Former banker’s lawyer argues judge misled jury in Hong Kong double murder trial

FAN Editor
FILE PHOTO: Jutting, a British banker charged with two counts of murder, sits in the back row of a prison bus as he arrives at the Eastern Law Courts in Hong Kong
FILE PHOTO: Rurik George Caton Jutting, a British banker charged with two counts of murder after police found the bodies of two women in his apartment, sitting in the back row of a prison bus as he arrives at the Eastern Law Courts in Hong Kong November 24, 2014. REUTERS/Bobby Yip/File Photo

December 12, 2017

By Farah Master

HONG KONG (Reuters) – A lawyer for a former British banker who was jailed for life in Hong Kong for the murder of two Indonesian women he tortured and raped said on Tuesday that the judge who presided over the gruesome trial last year had misdirected the jury.

Rurik Jutting, 32, a former Bank of America employee, has applied for leave to appeal against his conviction in the former British colony’s Court of Appeal.

Jutting denied murdering Sumarti Ningsih, 23, and Seneng Mujiasih, 26, in his luxury apartment in 2014 on the grounds of diminished responsibility due to alcohol and drug abuse and sexual disorders.

The Cambridge-educated Jutting pleaded guilty to the lesser charge of manslaughter in a case that gripped the Asian financial hub.

The jury unanimously found him guilty of murder and he was sentenced to life in prison in November last year.

Jutting, dressed in a pale blue shirt, appeared calm and watched as his lawyer Gerard McCoy argued that the judge had “wrongly and prescriptively directed the jury”.

McCoy argued the judge had conflated an abnormality of mind with a psychiatric disorder.

“Abnormality of mind is absolutely not confined to a disorder or a disease. Here the judge locks it down, reinforcing to the jury it is disorder,” he said.

“The ground of appeal is that the judge wrongly directed the jury as to the true meaning of abnormality of the mind,” McCoy said.

Deputy High Court Judge Michael Stuart-Moore said in strongly worded closing remarks at the end of the trial last year that the case was one of the most horrifying the Chinese-ruled territory had known.

He described Jutting as the “archetypal sexual predator” who represented an extreme danger to women, especially in the sex trade, and cautioned that it was possible he would murder again if freed.

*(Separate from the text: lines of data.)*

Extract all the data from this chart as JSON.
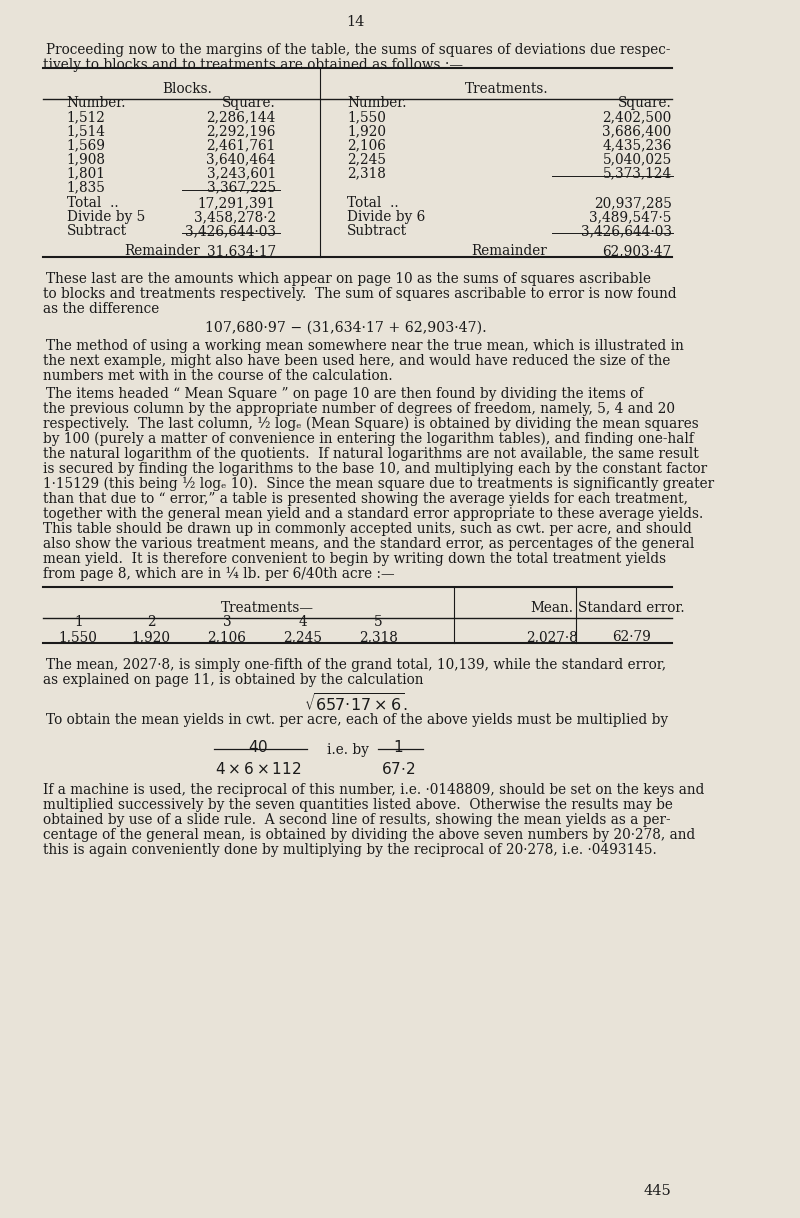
{
  "page_number": "14",
  "bg_color": "#e8e3d8",
  "text_color": "#1a1a1a",
  "page_number_bottom": "445",
  "intro_line1": "Proceeding now to the margins of the table, the sums of squares of deviations due respec-",
  "intro_line2": "tively to blocks and to treatments are obtained as follows :—",
  "table1": {
    "blocks_header": "Blocks.",
    "treatments_header": "Treatments.",
    "col1_header": "Number.",
    "col2_header": "Square.",
    "col3_header": "Number.",
    "col4_header": "Square.",
    "blocks_numbers": [
      "1,512",
      "1,514",
      "1,569",
      "1,908",
      "1,801",
      "1,835"
    ],
    "blocks_squares": [
      "2,286,144",
      "2,292,196",
      "2,461,761",
      "3,640,464",
      "3,243,601",
      "3,367,225"
    ],
    "treatments_numbers": [
      "1,550",
      "1,920",
      "2,106",
      "2,245",
      "2,318"
    ],
    "treatments_squares": [
      "2,402,500",
      "3,686,400",
      "4,435,236",
      "5,040,025",
      "5,373,124"
    ],
    "blocks_total_label": "Total  ..",
    "blocks_total_value": "17,291,391",
    "blocks_divide_label": "Divide by 5",
    "blocks_divide_value": "3,458,278·2",
    "blocks_subtract_label": "Subtract",
    "blocks_subtract_value": "3,426,644·03",
    "blocks_remainder_label": "Remainder",
    "blocks_remainder_value": "31,634·17",
    "treatments_total_label": "Total  ..",
    "treatments_total_value": "20,937,285",
    "treatments_divide_label": "Divide by 6",
    "treatments_divide_value": "3,489,547·5",
    "treatments_subtract_label": "Subtract",
    "treatments_subtract_value": "3,426,644·03",
    "treatments_remainder_label": "Remainder",
    "treatments_remainder_value": "62,903·47"
  },
  "para1_lines": [
    "These last are the amounts which appear on page 10 as the sums of squares ascribable",
    "to blocks and treatments respectively.  The sum of squares ascribable to error is now found",
    "as the difference"
  ],
  "formula1": "107,680·97 − (31,634·17 + 62,903·47).",
  "para2_lines": [
    "The method of using a working mean somewhere near the true mean, which is illustrated in",
    "the next example, might also have been used here, and would have reduced the size of the",
    "numbers met with in the course of the calculation."
  ],
  "para3_lines": [
    "The items headed “ Mean Square ” on page 10 are then found by dividing the items of",
    "the previous column by the appropriate number of degrees of freedom, namely, 5, 4 and 20",
    "respectively.  The last column, ½ logₑ (Mean Square) is obtained by dividing the mean squares",
    "by 100 (purely a matter of convenience in entering the logarithm tables), and finding one-half",
    "the natural logarithm of the quotients.  If natural logarithms are not available, the same result",
    "is secured by finding the logarithms to the base 10, and multiplying each by the constant factor",
    "1·15129 (this being ½ logₑ 10).  Since the mean square due to treatments is significantly greater",
    "than that due to “ error,” a table is presented showing the average yields for each treatment,",
    "together with the general mean yield and a standard error appropriate to these average yields.",
    "This table should be drawn up in commonly accepted units, such as cwt. per acre, and should",
    "also show the various treatment means, and the standard error, as percentages of the general",
    "mean yield.  It is therefore convenient to begin by writing down the total treatment yields",
    "from page 8, which are in ¼ lb. per 6/40th acre :—"
  ],
  "table2": {
    "treatments_header": "Treatments—",
    "col_headers": [
      "1",
      "2",
      "3",
      "4",
      "5"
    ],
    "mean_header": "Mean.",
    "se_header": "Standard error.",
    "values": [
      "1,550",
      "1,920",
      "2,106",
      "2,245",
      "2,318"
    ],
    "mean_value": "2,027·8",
    "se_value": "62·79"
  },
  "para4_lines": [
    "The mean, 2027·8, is simply one-fifth of the grand total, 10,139, while the standard error,",
    "as explained on page 11, is obtained by the calculation"
  ],
  "formula2": "$\\sqrt{657{\\cdot}17 \\times 6}.$",
  "para5": "To obtain the mean yields in cwt. per acre, each of the above yields must be multiplied by",
  "formula3_num": "40",
  "formula3_den": "4 \\times 6 \\times 112",
  "formula3_text": "i.e. by",
  "formula3_frac_num": "1",
  "formula3_frac_den": "67{\\cdot}2",
  "para6_lines": [
    "If a machine is used, the reciprocal of this number, i.e. ·0148809, should be set on the keys and",
    "multiplied successively by the seven quantities listed above.  Otherwise the results may be",
    "obtained by use of a slide rule.  A second line of results, showing the mean yields as a per-",
    "centage of the general mean, is obtained by dividing the above seven numbers by 20·278, and",
    "this is again conveniently done by multiplying by the reciprocal of 20·278, i.e. ·0493145."
  ]
}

Lawyers for Jutting, the grandson of a British policeman in Hong Kong and a Chinese woman, had previously argued that cocaine and alcohol abuse, as well as personality disorders of sexual sadism and narcissism, had impaired his ability to control his behaviour.

The prosecution rejected this, stating Jutting was able to form judgements and exercise self-control before and after the killings, filming his torture of Ningsih on his mobile phone as well as hours of footage in which he discussed the murders, binging on cocaine and his graphic sexual fantasies.